Bridges recorded the team’s second-highest +/- mark (4.7) behind only Devin Booker last season, while finishing in the bottom half of turnover percentage numbers amongst Suns who averaged at least 10 minutes per contest.
A fixture in Phoenix’s lineup, he’s shown that his presence is invaluable when it comes to the greatest moveable metric there is: winning.
Bridges moves the needle in the right direction when he’s on the floor; and be it his energetic communication on switches and screens, the 7’1 wingspan that netted him his “praying mantis” nickname, or the cunning cutting ability Jeff Van Gundy has so notably lauded, Bridges has a knack for making the winning play.

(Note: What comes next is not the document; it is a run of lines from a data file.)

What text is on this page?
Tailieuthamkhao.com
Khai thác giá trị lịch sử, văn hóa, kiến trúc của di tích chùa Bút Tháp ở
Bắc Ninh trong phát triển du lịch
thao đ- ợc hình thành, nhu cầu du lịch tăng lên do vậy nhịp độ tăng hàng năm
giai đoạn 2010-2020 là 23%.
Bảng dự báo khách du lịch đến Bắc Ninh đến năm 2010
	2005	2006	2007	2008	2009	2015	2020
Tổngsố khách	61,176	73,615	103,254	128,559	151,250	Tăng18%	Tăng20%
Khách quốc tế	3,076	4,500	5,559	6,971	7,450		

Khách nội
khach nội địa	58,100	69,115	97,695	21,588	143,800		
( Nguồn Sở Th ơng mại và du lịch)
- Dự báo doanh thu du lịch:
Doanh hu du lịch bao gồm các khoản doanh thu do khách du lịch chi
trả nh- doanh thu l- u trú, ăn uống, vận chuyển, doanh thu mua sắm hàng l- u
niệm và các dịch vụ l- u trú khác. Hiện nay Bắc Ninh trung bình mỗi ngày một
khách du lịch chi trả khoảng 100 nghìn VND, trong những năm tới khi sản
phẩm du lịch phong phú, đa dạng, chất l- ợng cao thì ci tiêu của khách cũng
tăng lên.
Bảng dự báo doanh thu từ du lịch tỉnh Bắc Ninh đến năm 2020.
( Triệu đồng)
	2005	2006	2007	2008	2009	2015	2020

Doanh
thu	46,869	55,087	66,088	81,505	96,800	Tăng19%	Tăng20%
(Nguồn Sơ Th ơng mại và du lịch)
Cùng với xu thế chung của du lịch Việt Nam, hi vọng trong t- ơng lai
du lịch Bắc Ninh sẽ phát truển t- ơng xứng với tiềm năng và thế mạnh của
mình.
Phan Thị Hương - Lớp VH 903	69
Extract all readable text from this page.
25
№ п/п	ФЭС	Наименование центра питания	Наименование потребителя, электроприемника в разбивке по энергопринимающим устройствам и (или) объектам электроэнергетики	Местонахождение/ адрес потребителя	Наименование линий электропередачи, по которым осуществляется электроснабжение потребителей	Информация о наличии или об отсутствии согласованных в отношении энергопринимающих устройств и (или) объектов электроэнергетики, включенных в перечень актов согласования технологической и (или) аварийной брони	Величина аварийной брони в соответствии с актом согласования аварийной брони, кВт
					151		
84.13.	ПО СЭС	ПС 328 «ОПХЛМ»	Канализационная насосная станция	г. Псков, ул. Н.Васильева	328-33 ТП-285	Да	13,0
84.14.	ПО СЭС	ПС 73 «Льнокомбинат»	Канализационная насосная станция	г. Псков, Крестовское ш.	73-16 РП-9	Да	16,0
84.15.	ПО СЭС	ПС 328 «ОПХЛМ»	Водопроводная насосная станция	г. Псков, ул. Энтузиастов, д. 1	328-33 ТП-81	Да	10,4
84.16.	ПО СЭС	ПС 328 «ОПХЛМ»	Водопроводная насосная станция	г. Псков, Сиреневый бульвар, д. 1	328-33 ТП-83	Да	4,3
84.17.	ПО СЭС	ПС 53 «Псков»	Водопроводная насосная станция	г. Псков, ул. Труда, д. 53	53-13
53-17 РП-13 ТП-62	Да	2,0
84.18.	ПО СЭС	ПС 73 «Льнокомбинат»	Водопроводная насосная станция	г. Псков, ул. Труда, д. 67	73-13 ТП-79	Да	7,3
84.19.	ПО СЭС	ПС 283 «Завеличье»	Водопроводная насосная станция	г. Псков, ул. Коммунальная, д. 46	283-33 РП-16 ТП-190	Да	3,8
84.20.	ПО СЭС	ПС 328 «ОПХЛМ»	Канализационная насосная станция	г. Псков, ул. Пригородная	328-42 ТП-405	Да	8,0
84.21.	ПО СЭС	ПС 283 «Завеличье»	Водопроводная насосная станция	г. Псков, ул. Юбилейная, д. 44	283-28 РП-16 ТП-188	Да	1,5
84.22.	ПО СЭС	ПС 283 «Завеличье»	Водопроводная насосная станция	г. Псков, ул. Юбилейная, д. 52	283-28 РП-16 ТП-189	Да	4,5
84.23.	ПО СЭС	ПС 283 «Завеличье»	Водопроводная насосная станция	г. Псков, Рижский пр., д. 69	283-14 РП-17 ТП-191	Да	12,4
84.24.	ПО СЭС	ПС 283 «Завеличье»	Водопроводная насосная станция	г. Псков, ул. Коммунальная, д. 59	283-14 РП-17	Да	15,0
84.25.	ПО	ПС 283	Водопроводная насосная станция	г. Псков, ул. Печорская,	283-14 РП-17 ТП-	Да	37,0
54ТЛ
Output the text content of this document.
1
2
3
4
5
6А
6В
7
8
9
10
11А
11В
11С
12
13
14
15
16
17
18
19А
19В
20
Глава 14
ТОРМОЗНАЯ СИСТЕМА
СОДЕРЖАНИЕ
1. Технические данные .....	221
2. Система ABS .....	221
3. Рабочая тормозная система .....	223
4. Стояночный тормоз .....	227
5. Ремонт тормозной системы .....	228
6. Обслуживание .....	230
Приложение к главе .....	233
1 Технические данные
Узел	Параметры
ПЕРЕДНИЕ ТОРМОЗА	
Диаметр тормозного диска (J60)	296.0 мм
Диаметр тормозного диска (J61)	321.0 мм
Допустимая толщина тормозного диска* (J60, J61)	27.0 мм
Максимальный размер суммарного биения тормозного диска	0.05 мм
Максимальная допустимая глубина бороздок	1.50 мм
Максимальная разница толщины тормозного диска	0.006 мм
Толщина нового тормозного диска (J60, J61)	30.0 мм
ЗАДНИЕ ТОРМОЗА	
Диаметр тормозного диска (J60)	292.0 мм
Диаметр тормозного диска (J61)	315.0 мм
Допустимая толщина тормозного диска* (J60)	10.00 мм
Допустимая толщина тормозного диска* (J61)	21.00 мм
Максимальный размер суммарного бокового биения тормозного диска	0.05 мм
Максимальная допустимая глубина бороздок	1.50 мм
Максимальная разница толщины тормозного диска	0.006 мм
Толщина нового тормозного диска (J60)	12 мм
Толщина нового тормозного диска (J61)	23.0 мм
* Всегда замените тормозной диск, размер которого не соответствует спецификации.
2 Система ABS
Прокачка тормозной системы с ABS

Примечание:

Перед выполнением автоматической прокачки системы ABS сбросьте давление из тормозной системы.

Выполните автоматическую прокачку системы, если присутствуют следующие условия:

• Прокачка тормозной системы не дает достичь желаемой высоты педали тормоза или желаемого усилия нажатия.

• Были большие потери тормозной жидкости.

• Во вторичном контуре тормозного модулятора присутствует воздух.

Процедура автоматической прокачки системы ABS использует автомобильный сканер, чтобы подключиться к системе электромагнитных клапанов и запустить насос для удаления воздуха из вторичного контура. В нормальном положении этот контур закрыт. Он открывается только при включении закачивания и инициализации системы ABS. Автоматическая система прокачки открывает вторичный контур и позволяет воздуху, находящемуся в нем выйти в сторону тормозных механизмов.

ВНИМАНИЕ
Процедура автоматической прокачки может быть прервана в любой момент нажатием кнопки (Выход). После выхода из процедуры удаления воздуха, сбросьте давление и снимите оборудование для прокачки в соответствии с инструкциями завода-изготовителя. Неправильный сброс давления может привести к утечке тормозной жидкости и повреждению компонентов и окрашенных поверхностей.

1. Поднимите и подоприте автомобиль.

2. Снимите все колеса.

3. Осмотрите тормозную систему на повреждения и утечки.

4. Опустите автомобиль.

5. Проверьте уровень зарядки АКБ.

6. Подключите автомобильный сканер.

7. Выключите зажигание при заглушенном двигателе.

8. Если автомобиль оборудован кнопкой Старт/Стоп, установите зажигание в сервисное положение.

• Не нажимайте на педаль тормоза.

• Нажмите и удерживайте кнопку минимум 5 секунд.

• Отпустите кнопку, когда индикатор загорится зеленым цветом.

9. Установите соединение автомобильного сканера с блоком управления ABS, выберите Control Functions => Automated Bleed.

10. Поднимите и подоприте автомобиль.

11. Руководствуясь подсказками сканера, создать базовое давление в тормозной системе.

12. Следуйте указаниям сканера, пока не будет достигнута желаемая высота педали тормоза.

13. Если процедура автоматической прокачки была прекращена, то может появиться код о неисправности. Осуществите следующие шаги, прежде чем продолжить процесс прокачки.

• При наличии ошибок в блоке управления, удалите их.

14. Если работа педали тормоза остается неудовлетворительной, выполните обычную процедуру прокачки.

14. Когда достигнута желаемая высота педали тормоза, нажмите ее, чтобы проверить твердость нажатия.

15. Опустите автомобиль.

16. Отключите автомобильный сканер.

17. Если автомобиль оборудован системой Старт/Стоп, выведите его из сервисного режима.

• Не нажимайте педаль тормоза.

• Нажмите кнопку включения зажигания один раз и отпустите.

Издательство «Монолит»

Mikal Bridges continues to improve and was a key piece for the Western Conference Champion #Suns— Pro Sports Outlook (@PSO_Sports) August 31, 2021
The man’s already cemented his status as one of the association’s best and brightest young small forwards. But there still exists an untapped level of potential that Bridges can ascend to this coming season.
And all bets are that he will.
As his confidence grows, so will his shot attempts, and as those increase in frequency, so will their difficulty.
Bridges has flashed instances of a skillfully creative shot-making prowess (floaters, runners, reverse layups, etc). But with Devin Booker, CP3 and Deandre Ayton chewing up most of the squad’s shot attempts, #25’s arsenal has been minimized to mostly catch-and-shoot tries.
84% of his shots were assisted on according to Basketball Reference, and speaking of his otherworldly cutting ability, he had a 79% conversion rate on shots at the rim, plus a 50% mark from the 3-10 foot range to boot.
Bridges isn’t afforded much wiggle room for iso opportunities, nor does he necessarily need to create his own shots with abundance (he has teammates who are adept playmakers). But doesn’t mean he can’t make something out of nothing.
Just look at his Villanova days for example. During his junior season, Bridges was a dependable bucket-getter, who provided Jay Wrights Wildcats with 17.7 ppg and 5.3 boards on a 51% shooting clip for a national championship-winning squad.
So while he’s known for his defensive feats, Bridges can certainly put the ball in the basket at a high volume.
He’s made commendable offensive improvements in each of the three seasons he’s been a pro. He tried about three more shots (9) in 2020-21 than he did in his first two years, and saw rises in FG% (51 to 54), 3PT% (36 to 42) and effective FG% (58 to 64) from his sophomore year to his third.
Don’t be surprised if you see improvements (although they’ll likely be less steep in growth) in each of those categories in 2022.
Mikal Bridges knows what it takes to substantiate winning basketball, and he possesses the IQ that will clearly illuminate that path for the team plays for.
In ‘22-23, it seems like that path points toward an increased role for the young budding star.